In the interim of getting a full trauma center, activists have long argued for the U. of C. Medicine to raise the age limit to its pediatric trauma center, which currently treats children up to 15-years-old.

Pastor Chris Harris of Bright Star Church in Bronzeville said the expansion was a step in the right direction.

“The university in some cases has been saying how they cannot do it, and the community has been saying that they can do it,” Harris said. “This first step shows that somebody is paying attention and trying to figure out ways to meet the needs of the community.”

But he stressed that more needs to be done, to fully serve the needs of adults on the South Side.

Veronica Morris-Moore, a spokeswoman for STOP, agreed, saying U. of C’s announcement is a “huge victory.” Yet, “we will continue with our efforts to get the University of Chicago to assist in providing … a South Side adult level 1 trauma center,” Morris-Moore said.

O’Keefe said they are willing to be involved in discussions about creating a “regional effort.” But building a new trauma center for adults on their own would be “a very different kind of challenge for us,” she said.

“Implementing an adult trauma service would take away capacity in essential services that we now provide to the community and quite honestly to the region,” O’Keefe said.

Chicago has four trauma centers for adults in Chicago.

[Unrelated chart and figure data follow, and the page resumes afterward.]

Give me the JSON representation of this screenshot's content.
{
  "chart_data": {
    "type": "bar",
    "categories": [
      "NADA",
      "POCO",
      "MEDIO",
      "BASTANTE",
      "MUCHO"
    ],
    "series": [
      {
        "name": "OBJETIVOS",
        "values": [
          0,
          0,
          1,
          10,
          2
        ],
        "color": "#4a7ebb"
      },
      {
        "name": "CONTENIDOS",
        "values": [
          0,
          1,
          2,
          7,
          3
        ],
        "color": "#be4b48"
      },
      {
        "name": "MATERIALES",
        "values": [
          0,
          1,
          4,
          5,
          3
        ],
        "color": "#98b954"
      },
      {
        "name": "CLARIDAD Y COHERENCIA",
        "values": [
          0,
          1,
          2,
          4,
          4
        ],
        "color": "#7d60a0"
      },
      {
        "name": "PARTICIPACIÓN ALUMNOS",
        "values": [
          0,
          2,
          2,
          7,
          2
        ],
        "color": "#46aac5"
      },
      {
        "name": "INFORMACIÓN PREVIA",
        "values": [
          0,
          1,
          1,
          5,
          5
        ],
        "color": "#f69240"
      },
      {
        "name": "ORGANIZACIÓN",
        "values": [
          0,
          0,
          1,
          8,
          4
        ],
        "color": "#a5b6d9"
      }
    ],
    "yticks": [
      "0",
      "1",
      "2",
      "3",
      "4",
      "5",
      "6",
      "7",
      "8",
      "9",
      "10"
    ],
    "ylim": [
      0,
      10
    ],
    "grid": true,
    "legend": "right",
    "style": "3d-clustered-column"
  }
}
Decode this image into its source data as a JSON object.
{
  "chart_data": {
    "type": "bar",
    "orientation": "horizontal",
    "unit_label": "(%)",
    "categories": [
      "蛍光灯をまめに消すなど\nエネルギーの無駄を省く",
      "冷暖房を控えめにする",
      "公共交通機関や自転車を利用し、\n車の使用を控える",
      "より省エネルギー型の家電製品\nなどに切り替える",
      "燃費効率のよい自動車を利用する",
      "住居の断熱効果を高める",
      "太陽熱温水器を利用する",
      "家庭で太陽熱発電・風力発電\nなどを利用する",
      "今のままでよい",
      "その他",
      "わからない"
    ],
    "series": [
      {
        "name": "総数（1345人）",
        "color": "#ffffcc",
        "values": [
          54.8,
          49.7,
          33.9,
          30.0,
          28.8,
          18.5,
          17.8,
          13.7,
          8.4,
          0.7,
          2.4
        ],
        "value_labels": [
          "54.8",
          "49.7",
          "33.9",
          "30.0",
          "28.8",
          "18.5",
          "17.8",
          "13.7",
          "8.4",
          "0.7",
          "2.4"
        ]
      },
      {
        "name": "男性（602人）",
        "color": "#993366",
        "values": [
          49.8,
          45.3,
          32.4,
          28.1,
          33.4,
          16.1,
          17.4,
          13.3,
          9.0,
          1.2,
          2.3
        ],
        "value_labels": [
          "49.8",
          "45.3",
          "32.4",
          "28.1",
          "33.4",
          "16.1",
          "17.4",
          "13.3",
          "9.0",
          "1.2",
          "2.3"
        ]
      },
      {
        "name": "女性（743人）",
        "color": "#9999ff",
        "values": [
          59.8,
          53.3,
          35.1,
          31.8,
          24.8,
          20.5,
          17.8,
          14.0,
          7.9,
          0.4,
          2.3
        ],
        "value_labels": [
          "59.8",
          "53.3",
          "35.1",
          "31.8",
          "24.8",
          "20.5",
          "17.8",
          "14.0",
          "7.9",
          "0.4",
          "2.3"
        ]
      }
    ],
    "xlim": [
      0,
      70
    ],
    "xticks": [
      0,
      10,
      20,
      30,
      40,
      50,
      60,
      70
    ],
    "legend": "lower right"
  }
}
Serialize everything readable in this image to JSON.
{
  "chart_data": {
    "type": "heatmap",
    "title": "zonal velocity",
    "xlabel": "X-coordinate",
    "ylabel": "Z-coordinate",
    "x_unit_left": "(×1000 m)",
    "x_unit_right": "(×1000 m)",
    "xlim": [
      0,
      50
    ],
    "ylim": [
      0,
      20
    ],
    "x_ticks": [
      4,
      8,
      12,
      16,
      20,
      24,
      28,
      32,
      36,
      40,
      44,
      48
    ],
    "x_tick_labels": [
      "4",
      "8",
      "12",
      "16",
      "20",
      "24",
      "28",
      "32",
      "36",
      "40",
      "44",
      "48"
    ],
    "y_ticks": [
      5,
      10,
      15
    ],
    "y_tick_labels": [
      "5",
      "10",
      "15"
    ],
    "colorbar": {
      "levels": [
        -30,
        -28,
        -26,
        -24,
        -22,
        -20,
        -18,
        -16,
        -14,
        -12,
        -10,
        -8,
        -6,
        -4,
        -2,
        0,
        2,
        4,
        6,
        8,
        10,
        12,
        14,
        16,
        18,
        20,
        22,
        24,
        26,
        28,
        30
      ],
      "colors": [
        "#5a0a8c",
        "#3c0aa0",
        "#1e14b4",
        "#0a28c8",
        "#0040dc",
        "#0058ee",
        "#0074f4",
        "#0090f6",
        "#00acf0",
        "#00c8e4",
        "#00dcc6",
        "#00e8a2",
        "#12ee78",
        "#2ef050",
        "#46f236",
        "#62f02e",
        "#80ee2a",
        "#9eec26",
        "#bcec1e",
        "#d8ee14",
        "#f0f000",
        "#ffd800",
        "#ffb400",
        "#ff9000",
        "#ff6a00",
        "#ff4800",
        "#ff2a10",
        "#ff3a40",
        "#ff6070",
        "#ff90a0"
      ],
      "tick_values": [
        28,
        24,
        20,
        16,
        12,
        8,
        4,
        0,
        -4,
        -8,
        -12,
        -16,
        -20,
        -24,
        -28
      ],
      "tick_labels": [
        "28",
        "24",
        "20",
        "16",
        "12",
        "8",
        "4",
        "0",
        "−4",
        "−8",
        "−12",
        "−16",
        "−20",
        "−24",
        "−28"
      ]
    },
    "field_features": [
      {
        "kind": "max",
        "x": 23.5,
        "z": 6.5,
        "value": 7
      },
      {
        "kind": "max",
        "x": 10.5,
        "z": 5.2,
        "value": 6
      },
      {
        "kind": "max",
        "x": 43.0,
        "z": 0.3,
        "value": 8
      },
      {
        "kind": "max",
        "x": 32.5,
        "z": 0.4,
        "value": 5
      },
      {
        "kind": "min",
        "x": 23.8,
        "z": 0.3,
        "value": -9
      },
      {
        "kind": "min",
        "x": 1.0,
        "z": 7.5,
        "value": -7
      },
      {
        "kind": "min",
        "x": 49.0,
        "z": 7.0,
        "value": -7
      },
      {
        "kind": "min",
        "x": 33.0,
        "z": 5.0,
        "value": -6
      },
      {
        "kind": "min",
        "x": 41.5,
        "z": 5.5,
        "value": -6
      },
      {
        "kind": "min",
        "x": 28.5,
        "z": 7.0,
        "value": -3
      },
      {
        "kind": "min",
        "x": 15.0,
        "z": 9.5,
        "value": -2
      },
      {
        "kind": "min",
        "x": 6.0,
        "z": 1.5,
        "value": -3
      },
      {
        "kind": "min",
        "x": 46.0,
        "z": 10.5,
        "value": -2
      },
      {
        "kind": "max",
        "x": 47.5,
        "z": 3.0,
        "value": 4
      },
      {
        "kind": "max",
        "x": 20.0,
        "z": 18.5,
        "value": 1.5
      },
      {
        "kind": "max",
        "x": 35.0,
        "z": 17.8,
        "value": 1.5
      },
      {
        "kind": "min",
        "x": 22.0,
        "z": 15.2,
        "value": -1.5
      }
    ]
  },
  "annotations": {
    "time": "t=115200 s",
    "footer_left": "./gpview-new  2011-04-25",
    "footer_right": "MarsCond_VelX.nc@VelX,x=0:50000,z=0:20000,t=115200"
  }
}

While most residents of the North and West sides are close to a trauma center, residents of the South Side have to travel further to get to a hospital that can treat trauma incidents like a car accident or a gunshot wound.

It has been that way on the South Side since 1989, when the university and Michael Reese Hospital closed their trauma centers. Both hospitals at that time cited the inability to maintain their trauma center because they were losing too much money.